Former Irish Nationwide Building Society chief executive Michael Fingleton has lost his High Court action aimed at preventing the Central Bank from conducting an inquiry into alleged regulatory breaches at the financial institution.
Mr Fingleton, along with several other former officials of INBS, are the subject of a Central Bank inquiry, under Part III C of the 1942 Central Bank Act, which is due to commence hearings in February.
He challenged the Central Bank’s decision to subject him to an inquiry claiming it was unfair and unreasonable.
The Central Bank, which wants to inquire into allegations certain prescribed contraventions were committed by both INBS, and certain persons concerned with its management, between August 2004 and September 2008, opposed the application.
Giving judgment today Mr Justice Seamus Noonan, dismissed Mr Fingleton's action, clearing the way for the inquiry to proceed.
In a lengthy and detailed ruling Mr Justice Noonan said Mr Fingleton had “not satisfied me that there is any unfairness inherent in the inquiry process to which he is subject.”
Mr Fingelton was not present in court for the decision.
The inquiry, in the event of any finding of wrong doing, has the power to impose a fine on an individual of up to €500,000. INBS was nationalised and merged with the former Anglo Irish Bank into IBRC in 2011.
The Central Bank estimates the collapse of INBS cost the tax payer €5billion, although the figure is disputed by Mr Fingleton.
In his action Mr Fingleton sought various orders and declarations from the court in respect of the Central Bank’s decision to launch an inquiry which he claims is disproportionate, oppressive and unreasonable.
Mr Fingleton also claimed that proceeding with the inquiry is a breach of fair procedures and an unlawful breach of his right to a fair hearing.
Mr Fingleton argued the Central Bank cannot conduct an inquiry of this nature. This is because Mr Fingleton, who retired in 2010, is no longer involved in the management of an entity that was a regulated financial service provider.
It was also claimed there was a delay by the Central Bank in bringing the inquiry, he had been subject to prejudicial adverse media coverage, and was made the scapegoat for the banking crisis.
Mr Fingleton is also the subject of proceedings before the Commercial Court, also arising out of events at INBS before it was nationalised. Mr Fingleton also claims that at the very least the inquiry should not be conducted until those proceedings have been concluded.
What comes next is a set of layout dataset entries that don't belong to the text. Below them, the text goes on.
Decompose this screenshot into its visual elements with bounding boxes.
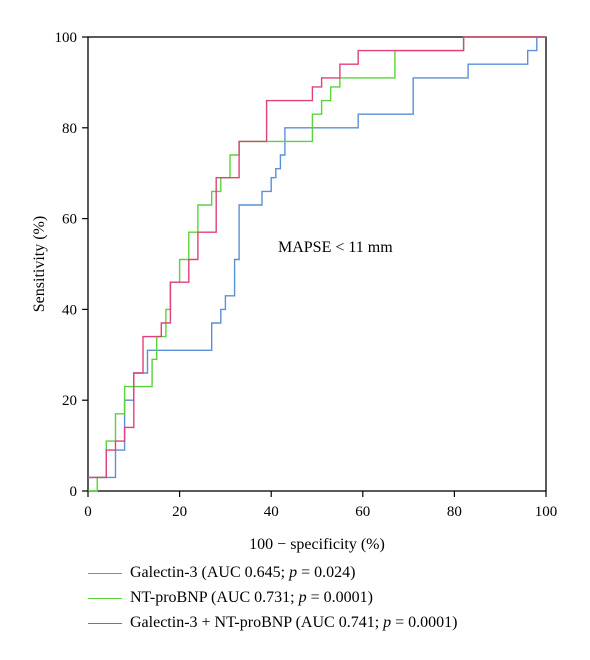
legend-item-1: Galectin-3 (AUC 0.645; p = 0.024) [88, 562, 578, 584]
roc-curve-1 [88, 36, 546, 479]
y-tick-label-5: 100 [55, 30, 78, 46]
x-tick-label-4: 80 [447, 504, 462, 520]
x-tick-label-5: 100 [535, 504, 558, 520]
legend-label-1: Galectin-3 (AUC 0.645; p = 0.024) [130, 564, 356, 581]
y-tick-label-2: 40 [62, 302, 77, 318]
axis-layer: 0 20 40 60 80 100 0 20 40 60 80 100 [55, 30, 558, 520]
y-axis-title: Sensitivity (%) [31, 216, 48, 312]
plot-frame [87, 36, 547, 492]
legend-label-3: Galectin-3 + NT-proBNP (AUC 0.741; p = 0… [130, 614, 458, 631]
x-tick-label-2: 40 [264, 504, 279, 520]
legend-swatch-2 [88, 597, 122, 599]
roc-curve-2 [88, 36, 546, 492]
legend-swatch-3 [88, 622, 122, 624]
x-tick-label-3: 60 [355, 504, 370, 520]
legend: Galectin-3 (AUC 0.645; p = 0.024) NT-proB… [88, 562, 578, 637]
y-tick-label-4: 80 [62, 121, 77, 137]
legend-swatch-1 [88, 572, 122, 574]
legend-label-2: NT-proBNP (AUC 0.731; p = 0.0001) [130, 589, 373, 606]
y-tick-label-0: 0 [70, 484, 78, 500]
y-tick-label-3: 60 [62, 212, 77, 228]
x-tick-label-1: 20 [172, 504, 187, 520]
y-tick-label-1: 20 [62, 393, 77, 409]
series-layer [88, 36, 546, 492]
x-axis-title: 100 − specificity (%) [249, 536, 385, 553]
legend-item-3: Galectin-3 + NT-proBNP (AUC 0.741; p = 0… [88, 612, 578, 634]
x-tick-label-0: 0 [84, 504, 92, 520]
roc-curve-3 [88, 36, 546, 479]
legend-item-2: NT-proBNP (AUC 0.731; p = 0.0001) [88, 587, 578, 609]
chart-annotation: MAPSE < 11 mm [278, 239, 393, 256]
plot-area [87, 36, 547, 492]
The Central Bank had rejected all of Mr Fingelton’s arguments, and said there was nothing preventing the inquiry from proceeding as planned.
In his decision Mr Justice Noonan dismissed all grounds of Mr Fingelton’s case. The 1942 Central Bank Act applies to Mr Fingleton, the Judge said, the former INBS CEO was lawfully subject to the inquiry.
There had been no culpable delay by the Central Bank in conducting its investigation into Mr Fingleton resulting in any unfairness to him.
The inquiry, and the elaborate procedures provided for in the 1942 Act, ensured Mr Fingleton’s right to a fair hearing “is guaranteed,” the Judge added.
“It seems to me that the public interest is well served by a credible system of financial regulation and enforcement such as that provided in the 1942 Act,” the Judge said.
Much of Mr Fingelton’s claim, the Judge said, was “an attempt to to preempt in advance issues before the inquiry that may or may not arise, or be determined by the inquiry itself.”
Any suggestion Mr Fingleton will be subject to any prejudice by the inquiry, the Judge found, was “devoid of substance and without merit.”
Rejecting Mr Fingleton’s claim the inquiry would occasion significant financial hardship on him as he would have to bear the legal costs associated in preparing for the inquiry.
The Judge noted that the Central Bank referred in a sworn statement said annual reports for INBS from the years 2003 to 2008 show Mr Fingelton’s remuneration package amounted to €9.77 million.
The Central Bank also avers that when his pension fund matures it is worth approximately €30 million. Mr Fingelton had not replied to that evidence, the Judge said.
“In the light of that the applicant’s complaints about equality of arms and the unfair costs burden on him of participating in the inquiry ring somewhat hollow,” the Judge said.
The Judge adjourned all outstanding matters in the case, including the issue of legal costs, to January 14th.